TractIQ's Q1 2026 REIT data supports a stabilizing operating backdrop beneath the transaction friction. Sector-wide same-store occupancy finished Q1 at 90.9%, down just 20 basis points year over year. Every major REIT posted positive or flat same-store revenue growth, the first universal quarter since TractIQ began tracking the metric in 2024.

Better operating fundamentals do not automatically reset 2021 seller expectations. They do give buyers confidence that assets acquired at repriced levels can perform if underwriting is disciplined.

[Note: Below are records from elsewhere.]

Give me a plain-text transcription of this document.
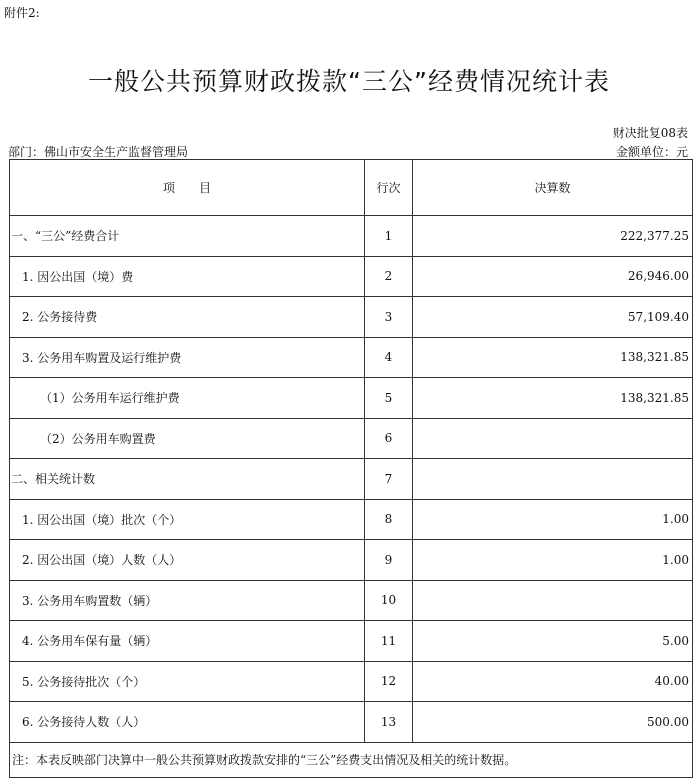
附件2:
一般公共预算财政拨款“三公”经费情况统计表
财决批复08表
部门：佛山市安全生产监督管理局	金额单位：元
项　　目	行次	决算数
一、“三公”经费合计	1	222,377.25
1. 因公出国（境）费	2	26,946.00
2. 公务接待费	3	57,109.40
3. 公务用车购置及运行维护费	4	138,321.85
（1）公务用车运行维护费	5	138,321.85
（2）公务用车购置费	6	
二、相关统计数	7	
1. 因公出国（境）批次（个）	8	1.00
2. 因公出国（境）人数（人）	9	1.00
3. 公务用车购置数（辆）	10	
4. 公务用车保有量（辆）	11	5.00
5. 公务接待批次（个）	12	40.00
6. 公务接待人数（人）	13	500.00
注：本表反映部门决算中一般公共预算财政拨款安排的“三公”经费支出情况及相关的统计数据。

The Numbers Worth Writing Down

  • 2021-2022 seller underwriting: 4.5% to 5.0% cap rates on 5% to 7% projected annual rent growth
  • 2026 buyer cap rates: 5.5% to 7.0% depending on market, on achieved rents with flat forward assumptions
  • Bridge loan overhang: loans at 110% to 120% of current asset value on underperforming 2021-2022 vintage builds
  • Quiet handbacks: 3 to 4 asset returns to REIT bridge lenders in a single week (De Jong, June 2026)
  • REIT bridge programs: financing historically up to 90% of projected value
  • De Jong track record: $2 billion-plus in self-storage transactions across 32 states, 19 years at Colliers
  • Q1 2026 REIT occupancy: 90.9% sector-wide, down 0.2 percentage points YoY (TractIQ via CRE Daily)
  • June deal tape: 14 properties traded across 11 states June 2-10, 2026 (List Self Storage)

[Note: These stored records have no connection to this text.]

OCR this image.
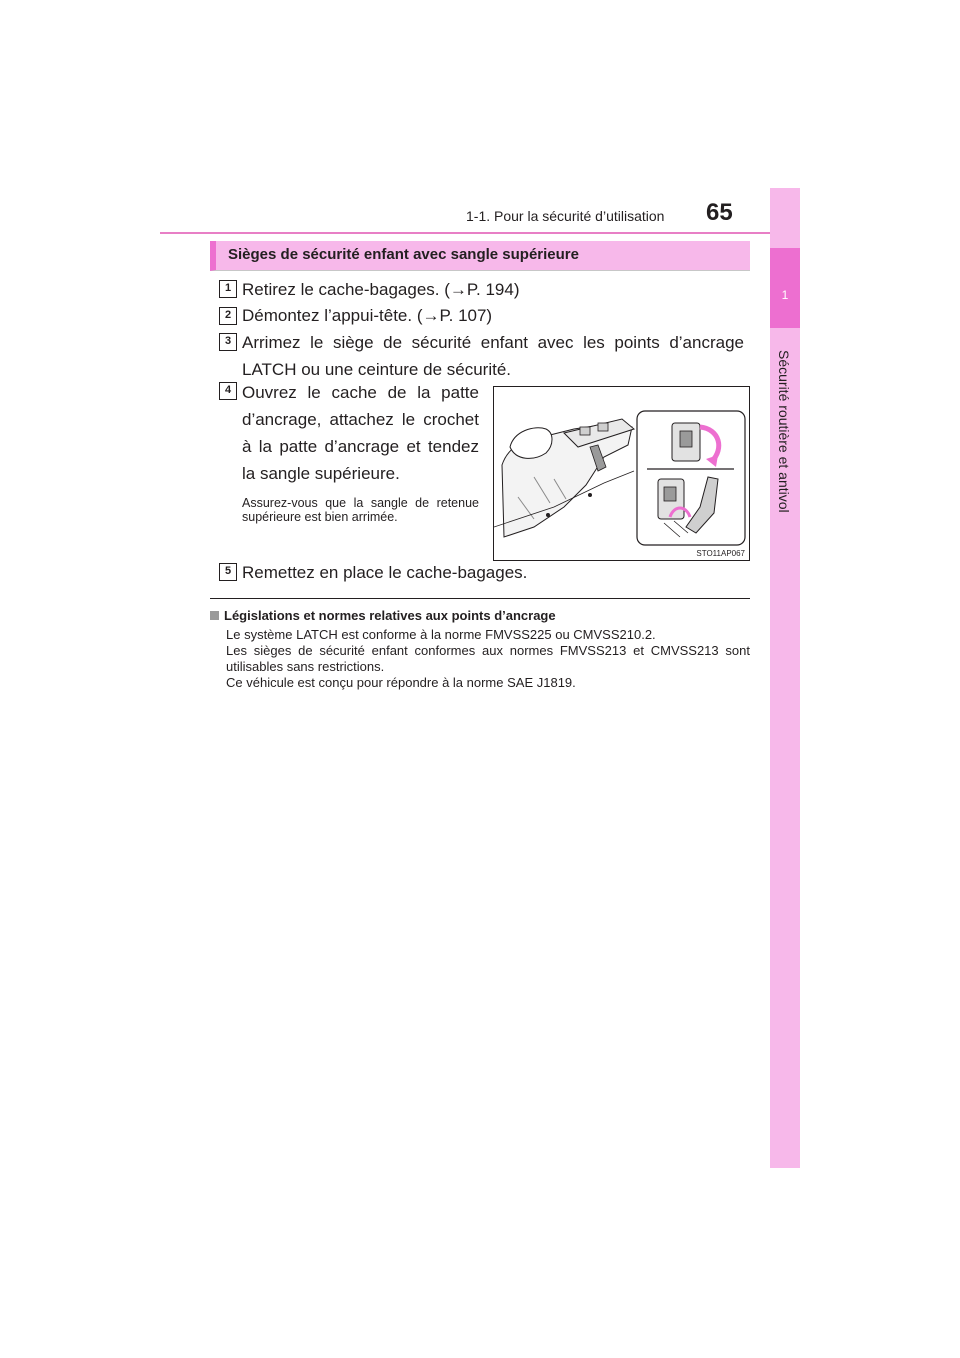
1-1. Pour la sécurité d’utilisation 65
1
Sécurité routière et antivol
Sièges de sécurité enfant avec sangle supérieure
1 Retirez le cache-bagages. (→P. 194)
2 Démontez l’appui-tête. (→P. 107)
3 Arrimez le siège de sécurité enfant avec les points d’ancrage LATCH ou une ceinture de sécurité.
4 Ouvrez le cache de la patte d’ancrage, attachez le crochet à la patte d’ancrage et tendez la sangle supérieure.
Assurez-vous que la sangle de retenue supérieure est bien arrimée.
STO11AP067
5 Remettez en place le cache-bagages.
Législations et normes relatives aux points d’ancrage

Le système LATCH est conforme à la norme FMVSS225 ou CMVSS210.2.

Les sièges de sécurité enfant conformes aux normes FMVSS213 et CMVSS213 sont utilisables sans restrictions.

Ce véhicule est conçu pour répondre à la norme SAE J1819.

Sellers Who Price Reality Are Finding Buyers

The self-storage transaction market in June 2026 is not frozen. It is bifurcated. Operators who accept that 2021 valuations are gone are closing deals at rates that reflect 2026 income. Operators waiting for cap rate compression back to 4.5% are watching interest reserves expire on bridge debt.

De Jong's quiet handback story matters because it is the pressure valve the public market does not see until assets reappear at marked-down prices. Buyers with capital and patience will absorb that inventory. Sellers who negotiate before the lender takes keys retain more control. Sellers who do not are learning that the market clears without them.

The gap is closing. It closes through price adjustment, lender transfers, and fund timelines, not through a return to pandemic-era tailwinds.